Mirian – Este livro é o resultado de um seminário internacional que realizei na Universidade Federal do Rio de Janeiro em setembro de 2010. Reuni os maiores pesquisadores nacionais e internacionais para refletirem sobre a questão do corpo, envelhecimento e felicidade, como o sociólogo francês Vincent Caradec e os antropólogos Myriam Lins e Barros, Guita Debert, Clarice Peixoto, Yvonne Maggie, José Carlos Rodrigues entre outros. É um livro com temas que interessam a todos, como cirurgias plásticas, sexualidade, lazer, aposentadoria, morte, etc. Todos os artigos são baseados em pesquisas empíricas, realizadas aqui no Brasil e na França. Depois de ter publicado o livro “Coroas: corpo, envelhecimento, casamento e infidelidade” (Ed. Record), publico este livro pelo selo Civilização Brasileira (também da Record) para continuar pensando e propondo soluções para o envelhecimento em nossa cultura. Pretendo continuar escrevendo sobre o tema, como tenho feito nas minhas colunas para o caderno “Equilíbrio”, do jornal “Folha de São Paulo”, e em minhas palestras. É um tema fascinante e muito importante para todos os que querem envelhecer bem. Compreender o significado e as formas de envelhecer na cultura brasileira e em outras culturas tem me ajudado muitíssimo a viver esta fase com mais saúde, humor e alegria. Espero que meus livros ajudem a todos, os que estão envelhecendo e os mais jovens que irão também envelhecer, a encarar o envelhecimento como uma fase que pode trazer felicidade, realizações e muitas descobertas.

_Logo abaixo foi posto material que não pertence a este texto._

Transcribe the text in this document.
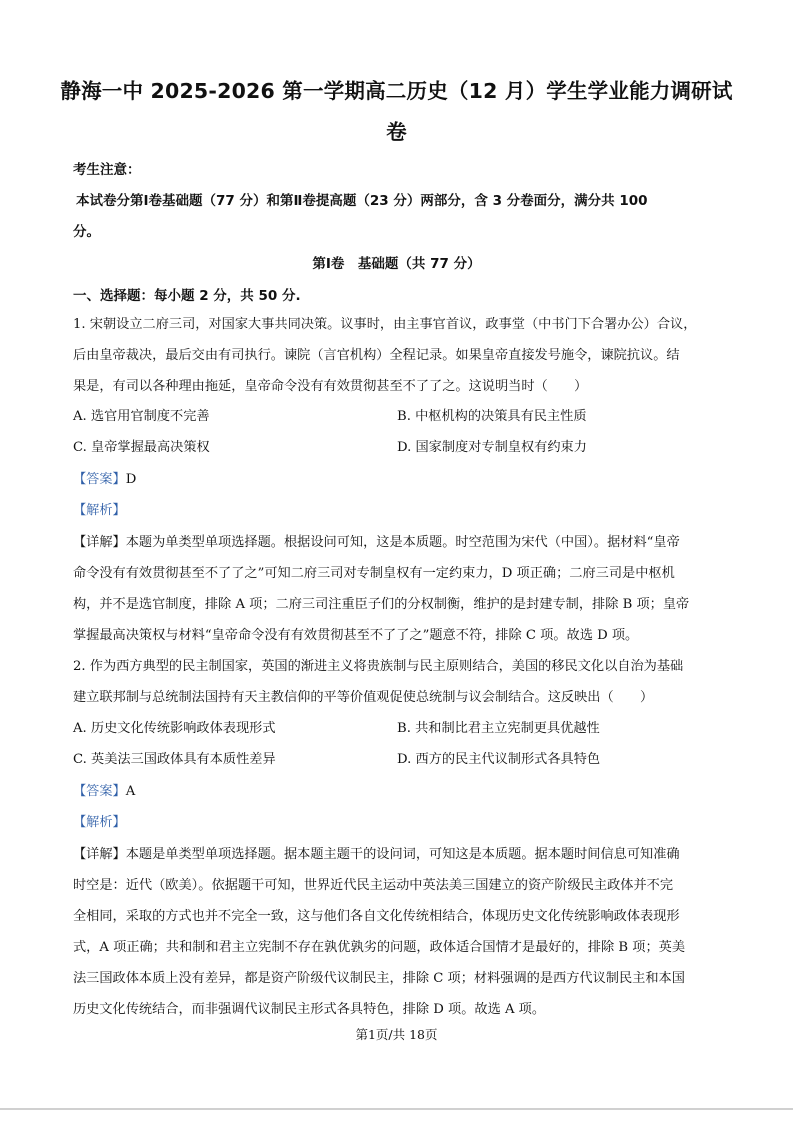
静海一中 2025-2026 第一学期高二历史（12 月）学生学业能力调研试
卷
考生注意：
本试卷分第Ⅰ卷基础题（77 分）和第Ⅱ卷提高题（23 分）两部分，含 3 分卷面分，满分共 100
分。
第Ⅰ卷　基础题（共 77 分）
一、选择题：每小题 2 分，共 50 分.
1. 宋朝设立二府三司，对国家大事共同决策。议事时，由主事官首议，政事堂（中书门下合署办公）合议，
后由皇帝裁决，最后交由有司执行。谏院（言官机构）全程记录。如果皇帝直接发号施令，谏院抗议。结
果是，有司以各种理由拖延，皇帝命令没有有效贯彻甚至不了了之。这说明当时（　　）
A. 选官用官制度不完善	B. 中枢机构的决策具有民主性质
C. 皇帝掌握最高决策权	D. 国家制度对专制皇权有约束力
【答案】D
【解析】
【详解】本题为单类型单项选择题。根据设问可知，这是本质题。时空范围为宋代（中国）。据材料“皇帝
命令没有有效贯彻甚至不了了之”可知二府三司对专制皇权有一定约束力，D 项正确；二府三司是中枢机
构，并不是选官制度，排除 A 项；二府三司注重臣子们的分权制衡，维护的是封建专制，排除 B 项；皇帝
掌握最高决策权与材料“皇帝命令没有有效贯彻甚至不了了之”题意不符，排除 C 项。故选 D 项。
2. 作为西方典型的民主制国家，英国的渐进主义将贵族制与民主原则结合，美国的移民文化以自治为基础
建立联邦制与总统制法国持有天主教信仰的平等价值观促使总统制与议会制结合。这反映出（　　）
A. 历史文化传统影响政体表现形式	B. 共和制比君主立宪制更具优越性
C. 英美法三国政体具有本质性差异	D. 西方的民主代议制形式各具特色
【答案】A
【解析】
【详解】本题是单类型单项选择题。据本题主题干的设问词，可知这是本质题。据本题时间信息可知准确
时空是：近代（欧美）。依据题干可知，世界近代民主运动中英法美三国建立的资产阶级民主政体并不完
全相同，采取的方式也并不完全一致，这与他们各自文化传统相结合，体现历史文化传统影响政体表现形
式，A 项正确；共和制和君主立宪制不存在孰优孰劣的问题，政体适合国情才是最好的，排除 B 项；英美
法三国政体本质上没有差异，都是资产阶级代议制民主，排除 C 项；材料强调的是西方代议制民主和本国
历史文化传统结合，而非强调代议制民主形式各具特色，排除 D 项。故选 A 项。
第1页/共 18页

Mulier – Como essas três questões estão entrelaçadas?
Mirian – Em uma viagem para a Alemanha, em 2007, percebi que lá as mulheres de 60, 70 anos não falam de envelhecimento. Falam de viagens, trabalho, vida cultural, amigos, casa etc. Aqui, aos 30, as mulheres estão preocupadas com rugas, celulite, gordurinhas, marcas de expressão, falta de homem… As brasileiras que pesquiso sofrem muito com a própria aparência e com o medo de envelhecer. Algumas só se libertam deste sofrimento muito tarde. Descobri que as mulheres mais felizes são aquelas que olham para os lados positivos do envelhecimento: maior segurança, confiança, maturidade, sabedoria, amigos, prazeres etc. E aquelas que sabem rir e brincar, não levar tudo tão a sério, não se preocupar tanto com detalhes e com a opinião dos outros. Envelhecer é um aprendizado, e muitas aprendem a ser feliz só com a maturidade. É isso que tenho buscado com meus livros: “Coroas” e “Corpo, Envelhecimento e Felicidade”: mostrar que existem muitas dimensões extremamente positivas que só são possíveis quando estamos mais velhos.